According to the experiments of these two papers, using parameter sharing to carry out joint learning is better than the Pipelining method. The F value increases by about 1% on their mission, which is a simple and common method. The paper "A Neural Joint Model for entity and Relation Extraction from biomedical text" uses the same idea in the biomedical text of the Entity Relationship Extraction task. 2.2 Labeling Policies
But we can see that the method of parameter sharing actually has two sub-tasks, but there is an interaction between the two subtasks through parameter sharing. And in the training time still need to carry on the NER, then according to the prediction information of NER 22 match to carry on the relation classification. There will still be non-related entities to this redundant information. For such motives, Zheng and others in the paper "Joint Extraction of entities and relations Based on a novel Tagging Scheme" proposed a new labeling strategy for the relationship extraction, the paper published in 2 017 ACL, and was selected for outstanding Paper.
By proposing a new labeling strategy, they have completely changed the relationship extraction that involves sequence labeling tasks and classification tasks into a sequence labeling problem. Then the relationship Entity ternary group is obtained directly through an end-to-end neural network model.
The new labeling strategy they put forward is mainly composed of the following three parts: 1) Entity morphemes Position Information {B (entity start), I (Entity inside), E (end of entity), S (single entity)};2) relationship type information {based on predefined relationship type};3) entity role Information { 1 (Entity 1), 2 (Entity 2)}. Note that the words in this ternary group are "O" as long as they are not entity relationships.
Based on the label sequence, entities of the same relationship type are combined into a ternary group as the final result, and if a sentence contains more than one relationship of the same type, then the nearest principle is used for pairing. Currently, this set of labels does not support the case of entity relationship overlap.

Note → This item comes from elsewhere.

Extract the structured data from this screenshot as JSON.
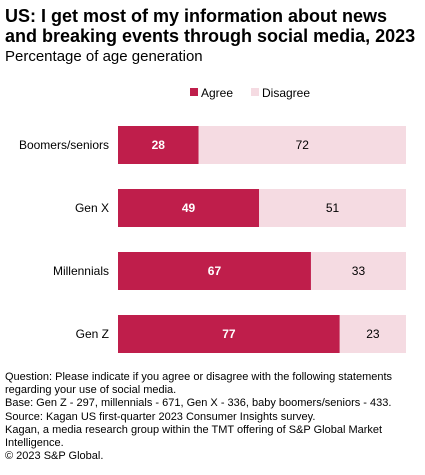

The task then becomes a sequence labeling problem, as the overall model is shown below. First, a bilstm is used to encode and then decoded using the lstm mentioned in the parameter sharing.
Unlike classic models, they use a target function with a bias. When the label is "O", is the normal objective function, when the label is not "O", that is involved in the relationship entity label, the effect of the label by α. The experimental results show that the objective function with bias can predict the relationship between the entities more accurately.
3 Summary
The joint learning of entity recognition and relationship extraction based on neural network is mainly composed of two kinds of methods. The method of parameter sharing is simple and easy to implement, and it is widely used in multi-task learning. Zheng and other people put forward a new labeling strategy, although there are still some problems (such as the inability to identify overlapping entity relationships), but gave a new way of thinking, really did two sub-tasks merged into a sequence labeling problem, In this set of labeling strategy can also make more improvements and development to further improve the end-to-end relationship extraction task.
Reference documents
[1] S. Zheng, Y. Hao, D. Lu, H. Bao, J. Xu, H. Hao, et al, Joint Entity and Relation Extraction Based on A Hybrid Neural Network, neurocomputing. (2017) 1–8.
[2] M. Miwa, M. Bansal, End-to-end Relation Extraction using Lstms on sequences and Tree structures, ACL, (2016).
[3] F. Li, M. Zhang, G. Fu, D. Ji, A neural Joint Model for Entity and Relation Extraction from biomedical Text, BMC Bioin Formatics. 18 (2017).
[4] S. Zheng, F. Wang, H. Bao, Y Hao, p. Zhou, B. Xu, Joint Extraction of entities and relations Based on a novel Tagging Scheme, Acl. (2017).